Companies are selected for sales tax audits in a variety of different ways but the one thing I want to highlight is that the state has very limited resources in terms of which companies it chooses to audit. Sales tax audits in particular are tremendously resource consuming activities, so the state has to be very careful about which companies it selects for audit and which it doesn't. So for example the way

the process works is headquarters will identify certain accounts. It will forward those accounts to the district where the taxpayer resides and then at the district level, the district makes the decision on which of those accounts it's going to audit based on available resources and which ones it's not. So why do people get audited? Well people get audited for a variety of reasons. There could be a whistleblower complaint. For example, they could get a tip, they could get a tip from another state agency or from a federal agency. In some cases they can have a change in their data so a lot of times when there's a dramatic drop or increase in sales in any given year and more specifically over a three-year period, which is when they look at for sales tax audits, that could be something that can get you audited. Bad math can get you audited. If they see mathematical errors on the return, that's a high likelihood that there's an error in the way that you're reporting sales tax. In addition you can also get audited for things like a high amount of exempt sales. Your company's exempt sales relative to its taxable sales and related to its total sales, obviously depending on how those ratios work themselves out, that can be another audit red flag for sales tax.
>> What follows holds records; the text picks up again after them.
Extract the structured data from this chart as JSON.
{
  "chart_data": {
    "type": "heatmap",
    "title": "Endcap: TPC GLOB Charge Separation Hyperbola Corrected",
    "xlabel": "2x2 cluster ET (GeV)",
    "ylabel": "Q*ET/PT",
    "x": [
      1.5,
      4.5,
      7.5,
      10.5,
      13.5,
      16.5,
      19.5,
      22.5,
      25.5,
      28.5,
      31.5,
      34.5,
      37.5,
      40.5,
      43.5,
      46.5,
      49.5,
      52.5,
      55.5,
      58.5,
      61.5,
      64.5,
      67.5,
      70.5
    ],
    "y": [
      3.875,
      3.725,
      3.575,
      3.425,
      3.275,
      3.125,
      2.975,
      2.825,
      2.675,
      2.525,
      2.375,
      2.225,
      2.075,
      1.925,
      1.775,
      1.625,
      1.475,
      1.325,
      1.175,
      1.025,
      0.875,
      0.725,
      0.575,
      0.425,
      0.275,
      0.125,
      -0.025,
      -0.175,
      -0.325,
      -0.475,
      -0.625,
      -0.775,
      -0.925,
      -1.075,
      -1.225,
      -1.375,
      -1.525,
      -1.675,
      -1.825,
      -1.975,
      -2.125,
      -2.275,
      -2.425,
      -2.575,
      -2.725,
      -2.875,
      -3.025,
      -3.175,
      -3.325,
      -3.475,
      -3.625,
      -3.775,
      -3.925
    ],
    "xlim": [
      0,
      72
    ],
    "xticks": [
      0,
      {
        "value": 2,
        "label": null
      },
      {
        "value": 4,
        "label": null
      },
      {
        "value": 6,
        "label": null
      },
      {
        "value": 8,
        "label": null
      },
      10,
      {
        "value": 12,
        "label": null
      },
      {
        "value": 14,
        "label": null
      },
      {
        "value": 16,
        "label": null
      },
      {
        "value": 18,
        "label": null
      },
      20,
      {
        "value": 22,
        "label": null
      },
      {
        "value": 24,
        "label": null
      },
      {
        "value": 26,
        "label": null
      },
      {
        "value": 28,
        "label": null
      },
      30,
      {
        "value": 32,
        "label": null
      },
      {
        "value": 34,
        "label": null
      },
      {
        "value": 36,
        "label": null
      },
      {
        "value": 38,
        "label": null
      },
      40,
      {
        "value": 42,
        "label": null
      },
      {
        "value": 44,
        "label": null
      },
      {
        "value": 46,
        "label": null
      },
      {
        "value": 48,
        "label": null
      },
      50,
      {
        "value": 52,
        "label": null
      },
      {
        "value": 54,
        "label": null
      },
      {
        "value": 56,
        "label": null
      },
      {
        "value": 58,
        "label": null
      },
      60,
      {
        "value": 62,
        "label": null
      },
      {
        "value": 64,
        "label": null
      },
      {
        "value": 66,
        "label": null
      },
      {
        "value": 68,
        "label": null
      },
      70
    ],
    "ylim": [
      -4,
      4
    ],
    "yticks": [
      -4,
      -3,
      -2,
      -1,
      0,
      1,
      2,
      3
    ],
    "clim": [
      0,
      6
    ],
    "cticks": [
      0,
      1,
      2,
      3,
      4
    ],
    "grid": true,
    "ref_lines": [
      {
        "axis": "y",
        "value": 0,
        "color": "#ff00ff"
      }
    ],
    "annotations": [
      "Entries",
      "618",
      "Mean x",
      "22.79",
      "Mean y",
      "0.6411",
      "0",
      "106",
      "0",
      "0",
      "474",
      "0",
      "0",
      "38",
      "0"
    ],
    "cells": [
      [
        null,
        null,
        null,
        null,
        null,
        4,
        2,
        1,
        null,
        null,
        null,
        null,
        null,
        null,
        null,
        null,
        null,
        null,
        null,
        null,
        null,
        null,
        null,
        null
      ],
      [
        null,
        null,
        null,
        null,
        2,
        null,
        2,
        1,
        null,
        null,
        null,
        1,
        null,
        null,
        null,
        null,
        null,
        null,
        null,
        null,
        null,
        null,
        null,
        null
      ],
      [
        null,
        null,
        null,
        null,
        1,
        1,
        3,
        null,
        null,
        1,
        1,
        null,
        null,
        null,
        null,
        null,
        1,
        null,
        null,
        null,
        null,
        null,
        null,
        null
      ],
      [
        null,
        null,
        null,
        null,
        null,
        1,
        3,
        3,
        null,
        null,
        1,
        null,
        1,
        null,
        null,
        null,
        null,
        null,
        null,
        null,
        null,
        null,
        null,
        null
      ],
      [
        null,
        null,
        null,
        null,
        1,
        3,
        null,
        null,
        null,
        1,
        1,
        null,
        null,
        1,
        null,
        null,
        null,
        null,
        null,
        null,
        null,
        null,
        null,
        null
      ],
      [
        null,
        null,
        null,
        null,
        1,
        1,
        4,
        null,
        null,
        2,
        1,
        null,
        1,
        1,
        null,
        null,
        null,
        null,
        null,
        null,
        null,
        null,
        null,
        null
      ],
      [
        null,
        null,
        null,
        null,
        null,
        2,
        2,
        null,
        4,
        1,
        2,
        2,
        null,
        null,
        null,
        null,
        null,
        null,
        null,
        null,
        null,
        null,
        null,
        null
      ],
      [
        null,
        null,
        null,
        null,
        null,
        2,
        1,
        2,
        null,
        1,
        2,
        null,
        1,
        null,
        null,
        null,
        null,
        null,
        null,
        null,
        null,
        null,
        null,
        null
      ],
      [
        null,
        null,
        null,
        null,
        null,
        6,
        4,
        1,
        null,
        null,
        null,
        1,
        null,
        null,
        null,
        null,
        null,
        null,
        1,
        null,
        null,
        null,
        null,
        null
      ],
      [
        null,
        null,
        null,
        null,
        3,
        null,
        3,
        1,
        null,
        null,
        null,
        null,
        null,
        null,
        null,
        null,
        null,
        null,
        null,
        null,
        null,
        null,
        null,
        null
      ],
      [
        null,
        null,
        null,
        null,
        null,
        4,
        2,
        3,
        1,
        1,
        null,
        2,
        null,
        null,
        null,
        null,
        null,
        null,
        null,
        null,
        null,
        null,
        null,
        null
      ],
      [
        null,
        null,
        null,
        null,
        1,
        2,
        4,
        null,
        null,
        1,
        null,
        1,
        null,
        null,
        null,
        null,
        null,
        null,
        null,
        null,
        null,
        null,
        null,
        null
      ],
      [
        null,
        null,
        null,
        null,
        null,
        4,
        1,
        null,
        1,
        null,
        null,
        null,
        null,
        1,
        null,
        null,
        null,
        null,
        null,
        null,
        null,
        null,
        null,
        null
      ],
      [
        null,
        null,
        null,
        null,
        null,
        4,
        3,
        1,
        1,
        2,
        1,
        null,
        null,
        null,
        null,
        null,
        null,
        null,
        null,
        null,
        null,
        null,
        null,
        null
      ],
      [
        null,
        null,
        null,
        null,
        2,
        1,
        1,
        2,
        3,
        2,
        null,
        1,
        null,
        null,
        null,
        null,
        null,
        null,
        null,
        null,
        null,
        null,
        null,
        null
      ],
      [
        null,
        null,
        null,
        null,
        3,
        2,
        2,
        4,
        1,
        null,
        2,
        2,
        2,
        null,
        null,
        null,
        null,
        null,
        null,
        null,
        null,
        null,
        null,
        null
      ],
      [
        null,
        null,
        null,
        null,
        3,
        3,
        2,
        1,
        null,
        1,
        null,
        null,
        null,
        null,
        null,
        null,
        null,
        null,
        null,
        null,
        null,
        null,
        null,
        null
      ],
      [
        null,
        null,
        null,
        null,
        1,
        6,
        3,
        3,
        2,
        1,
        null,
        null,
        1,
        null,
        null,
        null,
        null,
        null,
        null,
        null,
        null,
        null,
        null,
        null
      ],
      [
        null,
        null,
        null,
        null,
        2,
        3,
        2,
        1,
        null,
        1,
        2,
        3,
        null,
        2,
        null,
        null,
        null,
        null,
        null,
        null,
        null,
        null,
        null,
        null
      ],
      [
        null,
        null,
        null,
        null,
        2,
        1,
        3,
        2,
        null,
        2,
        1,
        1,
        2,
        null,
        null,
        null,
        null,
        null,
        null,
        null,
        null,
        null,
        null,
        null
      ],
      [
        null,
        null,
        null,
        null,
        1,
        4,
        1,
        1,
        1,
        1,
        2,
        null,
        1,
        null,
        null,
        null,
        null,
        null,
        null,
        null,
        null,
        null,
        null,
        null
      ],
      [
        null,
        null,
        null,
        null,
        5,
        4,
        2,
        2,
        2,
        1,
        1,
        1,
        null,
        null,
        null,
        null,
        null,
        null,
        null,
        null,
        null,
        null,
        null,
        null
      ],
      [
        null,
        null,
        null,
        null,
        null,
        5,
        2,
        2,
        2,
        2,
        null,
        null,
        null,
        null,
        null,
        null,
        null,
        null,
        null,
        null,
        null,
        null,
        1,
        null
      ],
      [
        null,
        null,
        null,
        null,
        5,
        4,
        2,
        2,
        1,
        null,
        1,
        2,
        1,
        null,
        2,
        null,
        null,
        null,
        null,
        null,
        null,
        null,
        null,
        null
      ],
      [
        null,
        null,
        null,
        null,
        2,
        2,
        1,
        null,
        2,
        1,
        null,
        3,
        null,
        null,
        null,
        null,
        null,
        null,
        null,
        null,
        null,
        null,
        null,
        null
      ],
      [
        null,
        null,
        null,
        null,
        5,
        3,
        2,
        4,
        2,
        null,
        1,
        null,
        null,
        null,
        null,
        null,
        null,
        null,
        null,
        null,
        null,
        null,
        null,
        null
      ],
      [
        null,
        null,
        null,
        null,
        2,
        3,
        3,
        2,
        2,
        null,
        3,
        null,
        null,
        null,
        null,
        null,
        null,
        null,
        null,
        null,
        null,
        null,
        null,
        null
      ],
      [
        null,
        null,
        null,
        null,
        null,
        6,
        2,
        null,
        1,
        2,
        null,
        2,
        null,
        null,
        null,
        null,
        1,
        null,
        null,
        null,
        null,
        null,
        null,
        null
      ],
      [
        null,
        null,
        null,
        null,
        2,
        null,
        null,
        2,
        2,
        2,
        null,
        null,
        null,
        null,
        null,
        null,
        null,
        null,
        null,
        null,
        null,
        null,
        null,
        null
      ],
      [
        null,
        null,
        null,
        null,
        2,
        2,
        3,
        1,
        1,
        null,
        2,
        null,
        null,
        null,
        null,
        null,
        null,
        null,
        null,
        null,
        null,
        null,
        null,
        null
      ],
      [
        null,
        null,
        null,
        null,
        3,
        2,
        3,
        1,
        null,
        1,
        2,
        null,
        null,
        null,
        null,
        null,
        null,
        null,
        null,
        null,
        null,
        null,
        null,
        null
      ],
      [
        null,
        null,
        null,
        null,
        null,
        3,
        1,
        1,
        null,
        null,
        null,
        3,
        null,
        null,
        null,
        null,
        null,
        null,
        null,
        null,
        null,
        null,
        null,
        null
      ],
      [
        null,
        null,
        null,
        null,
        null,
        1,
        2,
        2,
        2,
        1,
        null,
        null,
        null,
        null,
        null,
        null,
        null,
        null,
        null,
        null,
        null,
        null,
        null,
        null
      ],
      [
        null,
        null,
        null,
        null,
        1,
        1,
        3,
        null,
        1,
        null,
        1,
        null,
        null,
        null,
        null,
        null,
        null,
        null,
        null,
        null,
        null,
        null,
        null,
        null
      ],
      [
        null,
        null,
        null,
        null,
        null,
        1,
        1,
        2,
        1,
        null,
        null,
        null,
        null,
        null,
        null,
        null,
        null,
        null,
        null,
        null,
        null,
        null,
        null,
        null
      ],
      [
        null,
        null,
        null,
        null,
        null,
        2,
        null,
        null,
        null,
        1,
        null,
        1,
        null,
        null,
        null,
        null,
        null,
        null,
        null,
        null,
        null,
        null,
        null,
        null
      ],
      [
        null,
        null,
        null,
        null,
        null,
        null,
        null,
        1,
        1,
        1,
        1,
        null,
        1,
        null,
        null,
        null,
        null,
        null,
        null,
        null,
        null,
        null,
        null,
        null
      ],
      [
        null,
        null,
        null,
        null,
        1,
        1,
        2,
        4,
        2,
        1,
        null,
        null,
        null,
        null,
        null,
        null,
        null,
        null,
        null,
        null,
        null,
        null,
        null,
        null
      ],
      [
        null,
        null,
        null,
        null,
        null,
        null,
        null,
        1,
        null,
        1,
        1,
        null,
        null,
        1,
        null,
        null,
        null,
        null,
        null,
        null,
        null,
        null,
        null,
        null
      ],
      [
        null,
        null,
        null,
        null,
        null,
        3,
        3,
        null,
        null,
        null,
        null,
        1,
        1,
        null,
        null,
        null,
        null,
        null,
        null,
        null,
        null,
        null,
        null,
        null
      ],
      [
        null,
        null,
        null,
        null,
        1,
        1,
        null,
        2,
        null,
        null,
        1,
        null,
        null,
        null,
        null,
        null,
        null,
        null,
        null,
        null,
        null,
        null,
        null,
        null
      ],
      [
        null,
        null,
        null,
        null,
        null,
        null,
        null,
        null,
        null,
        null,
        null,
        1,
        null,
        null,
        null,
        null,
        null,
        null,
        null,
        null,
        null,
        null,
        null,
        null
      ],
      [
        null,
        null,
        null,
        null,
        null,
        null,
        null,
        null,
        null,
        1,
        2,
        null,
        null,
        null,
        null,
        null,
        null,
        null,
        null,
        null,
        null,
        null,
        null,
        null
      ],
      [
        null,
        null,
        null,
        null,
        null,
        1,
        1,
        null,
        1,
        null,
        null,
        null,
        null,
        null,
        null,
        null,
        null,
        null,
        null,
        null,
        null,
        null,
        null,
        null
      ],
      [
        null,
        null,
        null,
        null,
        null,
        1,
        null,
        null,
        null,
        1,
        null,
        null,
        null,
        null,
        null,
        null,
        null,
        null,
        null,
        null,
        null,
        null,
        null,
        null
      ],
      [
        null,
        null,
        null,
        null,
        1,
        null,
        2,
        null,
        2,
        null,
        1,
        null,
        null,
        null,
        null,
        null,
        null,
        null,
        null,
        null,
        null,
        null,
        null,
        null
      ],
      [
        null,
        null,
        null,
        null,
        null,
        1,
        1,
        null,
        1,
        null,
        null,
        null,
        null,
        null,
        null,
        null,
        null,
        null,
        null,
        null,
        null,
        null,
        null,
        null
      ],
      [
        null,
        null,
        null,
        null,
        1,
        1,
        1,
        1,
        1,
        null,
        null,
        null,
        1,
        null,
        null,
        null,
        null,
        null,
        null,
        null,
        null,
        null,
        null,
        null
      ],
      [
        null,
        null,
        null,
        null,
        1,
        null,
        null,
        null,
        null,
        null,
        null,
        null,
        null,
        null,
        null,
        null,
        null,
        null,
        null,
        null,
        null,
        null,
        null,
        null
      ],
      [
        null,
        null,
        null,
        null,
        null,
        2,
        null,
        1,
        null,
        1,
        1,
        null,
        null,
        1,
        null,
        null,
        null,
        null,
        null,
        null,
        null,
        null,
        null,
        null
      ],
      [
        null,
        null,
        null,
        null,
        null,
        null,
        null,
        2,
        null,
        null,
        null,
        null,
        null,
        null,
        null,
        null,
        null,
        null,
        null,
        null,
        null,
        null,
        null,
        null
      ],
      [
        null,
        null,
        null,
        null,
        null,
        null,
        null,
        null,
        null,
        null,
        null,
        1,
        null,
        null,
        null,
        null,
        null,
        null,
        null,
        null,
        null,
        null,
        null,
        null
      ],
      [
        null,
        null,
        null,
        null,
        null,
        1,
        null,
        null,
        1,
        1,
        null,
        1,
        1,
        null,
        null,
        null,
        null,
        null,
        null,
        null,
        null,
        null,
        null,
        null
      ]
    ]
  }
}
Then finally you can look at something like an industry. So there's certain industries that get targeted more frequently. Industries that deal with a lot of cash such as bars and restaurant industries, those with a lot of taxable purchases such as in the construction industry, healthcare gets audited quite frequently, car dealerships get audited quite frequently and so on and so forth. So the state is very familiar with what industries generate the most yield from it in terms of what the error is between reported sales tax and actual sales tax owed so it picks on the same groups of people over and over and over again. So it could be any combination of those factors, it can be any one of those factors but you can be assured that when you're audited for sales tax, there's a reason that they're coming after you.